Dólar dispara e crise no Oriente Médio abala mercados! 🚀 Tensões no Estreito de Hormuz elevam preços do petróleo e causam pânico global. Saiba mais!
O dólar à vista apresentou uma alta significativa nesta terça-feira, 3, em um cenário marcado pelo agravamento das tensões geopolíticas no Oriente Médio. O aumento do risco de interrupção no fornecimento global de petróleo impulsionou a busca por proteção por parte dos investidores, afetando o mercado de câmbio.

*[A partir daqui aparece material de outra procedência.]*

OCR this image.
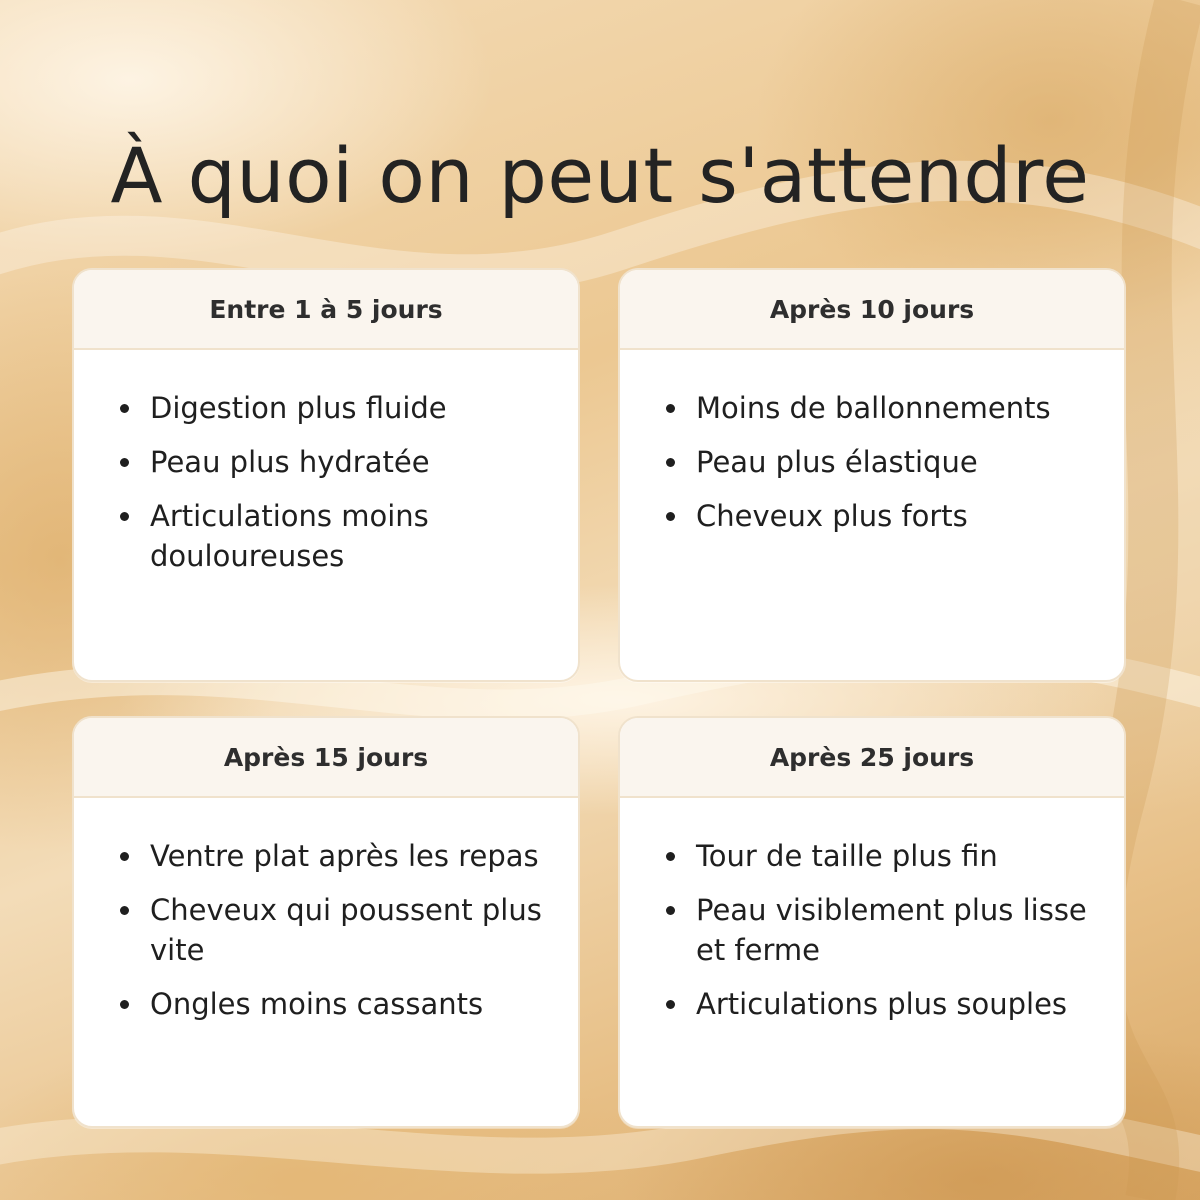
À quoi on peut s'attendre
Entre 1 à 5 jours
Digestion plus fluide
Peau plus hydratée
Articulations moins douloureuses
Après 10 jours
Moins de ballonnements
Peau plus élastique
Cheveux plus forts
Après 15 jours
Ventre plat après les repas
Cheveux qui poussent plus vite
Ongles moins cassants
Après 25 jours
Tour de taille plus fin
Peau visiblement plus lisse et ferme
Articulations plus souples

A moeda brasileira registrou ganhos de mais de 3% no pregão, atingindo a máxima de R$ 5,343. No entanto, a valorização desacelerou ao longo da tarde, fechando o dia em alta de 1,91%, cotada a R$ 5,265. Essa movimentação se deu em um contexto de anúncio do fechamento do Estreito de Hormuz para navegação, um ponto estratégico vital para o transporte de petróleo e gás natural liquefeito, representando cerca de 20% do consumo mundial.

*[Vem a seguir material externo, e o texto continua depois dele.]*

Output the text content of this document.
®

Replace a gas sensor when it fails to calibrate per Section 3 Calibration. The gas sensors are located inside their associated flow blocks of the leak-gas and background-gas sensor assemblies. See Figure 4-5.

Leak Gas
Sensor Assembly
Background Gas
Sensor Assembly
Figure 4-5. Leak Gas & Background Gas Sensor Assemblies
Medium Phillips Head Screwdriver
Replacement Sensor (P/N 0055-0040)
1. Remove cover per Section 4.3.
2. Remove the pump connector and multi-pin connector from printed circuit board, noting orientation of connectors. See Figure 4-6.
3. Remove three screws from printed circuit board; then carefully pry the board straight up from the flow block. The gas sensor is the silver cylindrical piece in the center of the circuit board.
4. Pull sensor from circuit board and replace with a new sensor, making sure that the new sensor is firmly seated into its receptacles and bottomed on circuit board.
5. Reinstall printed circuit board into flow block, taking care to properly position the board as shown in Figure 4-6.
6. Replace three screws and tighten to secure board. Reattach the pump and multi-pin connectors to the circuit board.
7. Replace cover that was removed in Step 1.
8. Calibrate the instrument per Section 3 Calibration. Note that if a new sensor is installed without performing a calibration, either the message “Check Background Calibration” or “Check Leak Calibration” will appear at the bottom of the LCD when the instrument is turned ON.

A Guarda Revolucionária do Irã intensificou ainda mais o temor ao ameaçar incendiar embarcações que tentassem atravessar o estreito. Essa escalada de tensão elevou os preços do barril do Brent, referência internacional, que subiu 8% no dia, atingindo patamares acima de US$ 84,31.
Essa reação imediata foi sentida nas bolsas de Nova York e na brasileira, com os índices apresentando reduções nas perdas ao longo da tarde.
Cristiano Oliveira, diretor de pesquisa do Banco Pine, destacou que a percepção inicial era de que o conflito seria breve e com impacto limitado no mercado de petróleo. No entanto, a fala do presidente dos Estados Unidos, Donald Trump, sugerindo que a Marinha americana poderia escoltar petroleiros pelo Estreito de Hormuz, alterou a dinâmica do mercado, levando a uma precificação mais conservadora do risco e, consequentemente, à piora dos mercados, especialmente no câmbio.
O economista André Valério, do Inter, ressaltou que a tendência do real dependerá da predominância de fatores. Embora a moeda seja sensível ao preço do petróleo e tenda a se valorizar em momentos de alta da commodity, a elevada incerteza global penaliza desproporcionalmente países emergentes.
No momento, a incerteza predomina, mas uma manutenção do preço do petróleo em patamar elevado poderia beneficiar o real na margem.
A valorização do dólar também se refletiu em outros mercados, com o índice DXY atingindo o maior nível intradia em quase um ano. O aprofundamento das perdas nos contratos futuros do ouro, impulsionado pela força do dólar, evidenciou a busca por liquidez em momentos de instabilidade.
Apesar do cenário desafiador, o economista André Valério do Inter, acredita que o real se beneficiará da alta do preço do petróleo, uma vez que a moeda é sensível a essa commodity.